Kawau becomes a mining metropolis.

The Kawau company built a village for the miners and their families. They were built in the bay they called Garlick Bay (later Mansion House Bay) and spent about 23,000 pounds. Included was a house for mine manager Captain Ninnis and a street with houses on either side for the workers and their families, plus a jetty.

The photograph to the left shows the house built for the Mine Manager Captain Ninnis in 1845 in the foreground. The additions of 1863 built by Sir George Grey are at the rear.


Some of the families elected to built houses at other nearby locations.  By 1848 there were about 220 people residing on the island.

A Traditional Cornish Pumphouse was erected to house a 50 horsepower steam engine. The engine drove a Cornish mine pump, after a smaller engine was found insufficient for dewatering as the workings extended.

The photo to the right of a traditional Cornish Pump House built on the south side of the island was taken in 1951.  The main structure is of sandstone blocks and the chimney is red brick.

Whittaker’s Shaft is just visible at the surface of the sea to the right of the building.


It was Whitakers Shaft that proved to be the downfall of the operations and brought mining to an end during the 1850’s by causing seawater to flood the mine.

The copper lode ran roughly north-south. Outcropping on a steep spur on the coast where the main mine entrance and Cornish Pumphouse was located. Some land was reclaimed at the end of the spur to provide a platform area for working. The reclaimed land was used also for stockpiling ore prior to shipment from a jetty at the mine location.

Although the lode could not be described as an extensive mineral deposit it was a rich sulphide orebody.


The photo to the left shows the now flooded main entrance to the mine. As the miners sort to follow the vien the shaft split into multiple tunnels on multiple levels.  

Showing as the blue green coloration in the rock is the rich orebody


However, an inappropriate grant of land (below high water mark) adjacent to the Kawau Company’s workings to Lawyer Mr Frederick Whittaker and Mr Theophilus Heale of Auckland caused considerable trouble. These persons proceeded to also mine the same copper lode, using the Kawau Company’s reclaimed land to enable their operations to be conducted.

Briefly, the Grant was in exchange for a land allotment (No 16) in Auckland Town, wanted by the Surveyor General to commence a defence plan on Albert Hill. The landward boundary was defined as high water mark, so the Grant included the Kawau Company’s reclaimed land.

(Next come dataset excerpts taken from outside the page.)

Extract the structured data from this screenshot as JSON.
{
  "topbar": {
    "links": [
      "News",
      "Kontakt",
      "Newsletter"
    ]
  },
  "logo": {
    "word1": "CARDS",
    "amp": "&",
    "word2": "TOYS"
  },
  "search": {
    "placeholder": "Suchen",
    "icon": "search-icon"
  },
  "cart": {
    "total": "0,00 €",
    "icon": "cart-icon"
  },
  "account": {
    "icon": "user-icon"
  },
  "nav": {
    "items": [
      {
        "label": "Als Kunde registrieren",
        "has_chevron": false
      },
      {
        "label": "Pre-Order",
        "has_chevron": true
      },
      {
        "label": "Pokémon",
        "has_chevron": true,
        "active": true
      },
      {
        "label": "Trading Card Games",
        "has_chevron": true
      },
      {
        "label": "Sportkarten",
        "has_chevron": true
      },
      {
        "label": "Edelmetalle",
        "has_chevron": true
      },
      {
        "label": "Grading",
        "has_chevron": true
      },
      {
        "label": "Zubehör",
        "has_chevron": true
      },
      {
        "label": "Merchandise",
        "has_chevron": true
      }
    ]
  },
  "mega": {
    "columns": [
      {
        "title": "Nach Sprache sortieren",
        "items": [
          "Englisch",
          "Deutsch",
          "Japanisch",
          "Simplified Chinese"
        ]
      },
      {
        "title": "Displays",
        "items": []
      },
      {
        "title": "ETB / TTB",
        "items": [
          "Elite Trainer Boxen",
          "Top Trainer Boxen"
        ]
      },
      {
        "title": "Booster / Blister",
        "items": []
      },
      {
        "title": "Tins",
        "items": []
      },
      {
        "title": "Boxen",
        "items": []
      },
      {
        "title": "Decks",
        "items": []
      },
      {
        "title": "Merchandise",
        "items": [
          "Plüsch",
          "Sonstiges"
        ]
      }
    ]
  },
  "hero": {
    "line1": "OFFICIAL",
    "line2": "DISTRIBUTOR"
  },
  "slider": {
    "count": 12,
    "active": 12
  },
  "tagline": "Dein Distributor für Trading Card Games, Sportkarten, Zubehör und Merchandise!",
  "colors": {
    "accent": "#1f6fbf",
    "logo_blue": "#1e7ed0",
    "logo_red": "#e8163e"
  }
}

The reclaimed land at Kawau was essential to the Kawau Company’s operations.Without doubt they also had intended mining the part of the copper lode now possessed by Whitaker and Heal as a result of the Grant. Protracted litigation and communications went all the way to Mr Gladstone in London. The Kawau Company desperately tried to get a just resolution while Whittaker and Heale continued mining. Up to 17 November 1846, according to customs returns, Whitaker and Heale had already exported 469 tons of copper ore valued at 7,840 pounds.


However there was a turn for the better when the new Governor George Gray arrived at the end of November 1845 for his first term in New Zealand.

The Kawau Company petitioned him upon the subject and at the same time also petitioned Mr Gladstone on the injustices they had sustained through their agent in London. Mr Gladstone forwarded a copy of the Kawau Company’s complaint to Governor Grey and indicated the view that if the statements were true the Kawau Company had every reason to complain.

Governor Grey agreed and after taking advice from the Attorney-General, an application was made to the Supreme Court successfully repealing the Grant to Whitaker and Heale. The Court (Lord Grey) recommended that the land between high and low water be included in the grant to the Kawau Company and that was done.

This was a milestone in defining the title boundary of Kawau Island as being mean low water mark.

Whittaker and Heale not only mined copper ore from below high water mark but tunnelled toward the Kawau Company’s landward workings on the same lode, and because their shaft was to seaward and only protected from the sea by a timber collar at the surface the Kawau Company’s mine was already exposed to risk of flooding. John Taylor directed his miners to dig toward the sea, in the direction of the rival mine to confirm his suspicions and they reached the workings of Whittaker and Heal on the Kawau Company land, about 12 feet to landward of high water mark. Captain Ninnis, the Kawau Company’s mining engineer knocked down the partition of ore between the two mines and caught Whittaker and Heale’s men in the act. The connecting of the two mine workings directly to the sea through Whittaker’s Shaft led to flooding of both mines several years later when the timber collar inevitably failed.